Seniors get gadget tips from local youth

PORT HARDY - North Island Youth Leadership Council teams with Hardy Bay Seniors for third tech workshop

PORT HARDY — Reaching into a handbag, Lynda Allison extracted a variety of electronic gadgets and arrayed them on a table at Hardy Bay Seniors Centre.

“I need help figuring out the programming on my cell phone,” Allison said. “And I need to find out how to look at the pictures in my camera after I take them. And I need to find out how to make the sound come out of the computer in these headphones.”

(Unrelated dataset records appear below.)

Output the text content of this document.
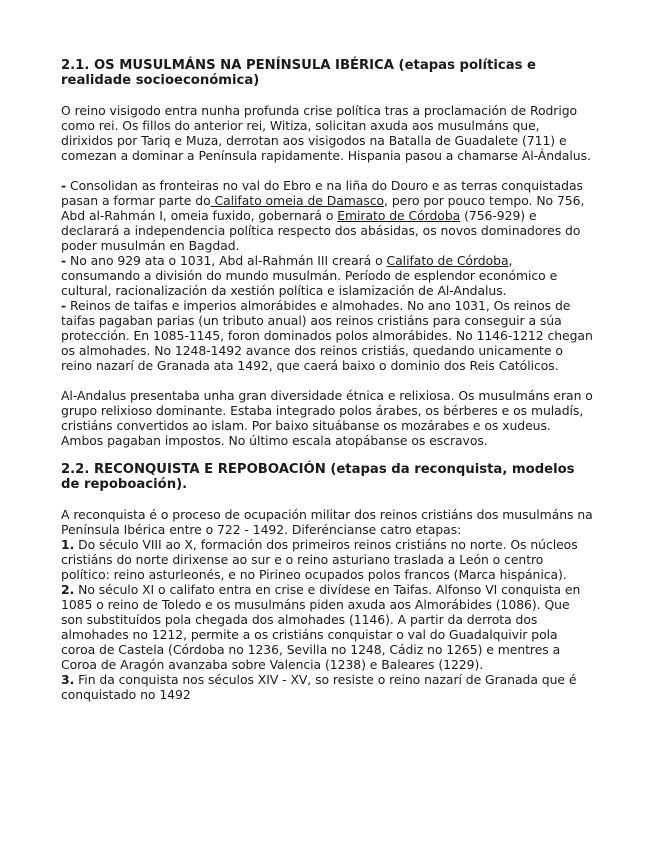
2.1. OS MUSULMÁNS NA PENÍNSULA IBÉRICA (etapas políticas e realidade socioeconómica)

O reino visigodo entra nunha profunda crise política tras a proclamación de Rodrigo como rei. Os fillos do anterior rei, Witiza, solicitan axuda aos musulmáns que, dirixidos por Tariq e Muza, derrotan aos visigodos na Batalla de Guadalete (711) e comezan a dominar a Península rapidamente. Hispania pasou a chamarse Al-Ándalus.

- Consolidan as fronteiras no val do Ebro e na liña do Douro e as terras conquistadas pasan a formar parte do Califato omeia de Damasco, pero por pouco tempo. No 756, Abd al-Rahmán I, omeia fuxido, gobernará o Emirato de Córdoba (756-929) e declarará a independencia política respecto dos abásidas, os novos dominadores do poder musulmán en Bagdad.

- No ano 929 ata o 1031, Abd al-Rahmán III creará o Califato de Córdoba, consumando a división do mundo musulmán. Período de esplendor económico e cultural, racionalización da xestión política e islamización de Al-Andalus.

- Reinos de taifas e imperios almorábides e almohades. No ano 1031, Os reinos de taifas pagaban parias (un tributo anual) aos reinos cristiáns para conseguir a súa protección. En 1085-1145, foron dominados polos almorábides. No 1146-1212 chegan os almohades. No 1248-1492 avance dos reinos cristiás, quedando unicamente o reino nazarí de Granada ata 1492, que caerá baixo o dominio dos Reis Católicos.

Al-Andalus presentaba unha gran diversidade étnica e relixiosa. Os musulmáns eran o grupo relixioso dominante. Estaba integrado polos árabes, os bérberes e os muladís, cristiáns convertidos ao islam. Por baixo situábanse os mozárabes e os xudeus. Ambos pagaban impostos. No último escala atopábanse os escravos.

2.2. RECONQUISTA E REPOBOACIÓN (etapas da reconquista, modelos de repoboación).

A reconquista é o proceso de ocupación militar dos reinos cristiáns dos musulmáns na Península Ibérica entre o 722 - 1492. Diferéncianse catro etapas:

1. Do século VIII ao X, formación dos primeiros reinos cristiáns no norte. Os núcleos cristiáns do norte dirixense ao sur e o reino asturiano traslada a León o centro político: reino asturleonés, e no Pirineo ocupados polos francos (Marca hispánica).

2. No século XI o califato entra en crise e divídese en Taifas. Alfonso VI conquista en 1085 o reino de Toledo e os musulmáns piden axuda aos Almorábides (1086). Que son substituídos pola chegada dos almohades (1146). A partir da derrota dos almohades no 1212, permite a os cristiáns conquistar o val do Guadalquivir pola coroa de Castela (Córdoba no 1236, Sevilla no 1248, Cádiz no 1265) e mentres a Coroa de Aragón avanzaba sobre Valencia (1238) e Baleares (1229).

3. Fin da conquista nos séculos XIV - XV, so resiste o reino nazarí de Granada que é conquistado no 1492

Allison was in the right place for some answers, as members of the North Island Youth Leadership Council invaded the seniors centre Saturday afternoon for their third tech workshop.

Pairing up with seniors, the teens helped guide them through the intricacies of cellphone and digital camera programming, computer troubleshooting and iPod management.

It was part of a larger program designed to do a lot more than ease the transition of seniors and elders to modern technology.

“In part, we’re trying to bridge the gap between elders and youth,” said Michel Therien of the Ministry of Child and Family Development. “Some of the benefits we’ve seen is that the relationships between youth and elders have flourished. There’s a lot of repect and also a lot of fun when they get together.

“The relationship aspect is huge.”

In return, the seniors and elders of the North Island have helped sponsor the annual Youth Leadership Conferences held in the region.

And the program could expand dramatically in the near future.

Earlier in the week, Vancouver Island Health Authority and MCFD outreach workers completed nearly three months of work on its Connecting Hands to Bridge Generations initiative and submitted it to the province in its application for a $200,000 grant.

The creation of the initiative incorporated nine North Island Communities, including six First Nations communities, and involved meetings between youth, elders and outreach workers in each of them.

“Each community will work on issues specific to its people,” Therrien said. “Then we’ll bring everyone together in a larger conference to share what they’ve done.”

Saturday’s workshop included a lunch break featuring a large crock pot of soup made by the youths, and participants both young and old share tables and tales over the food.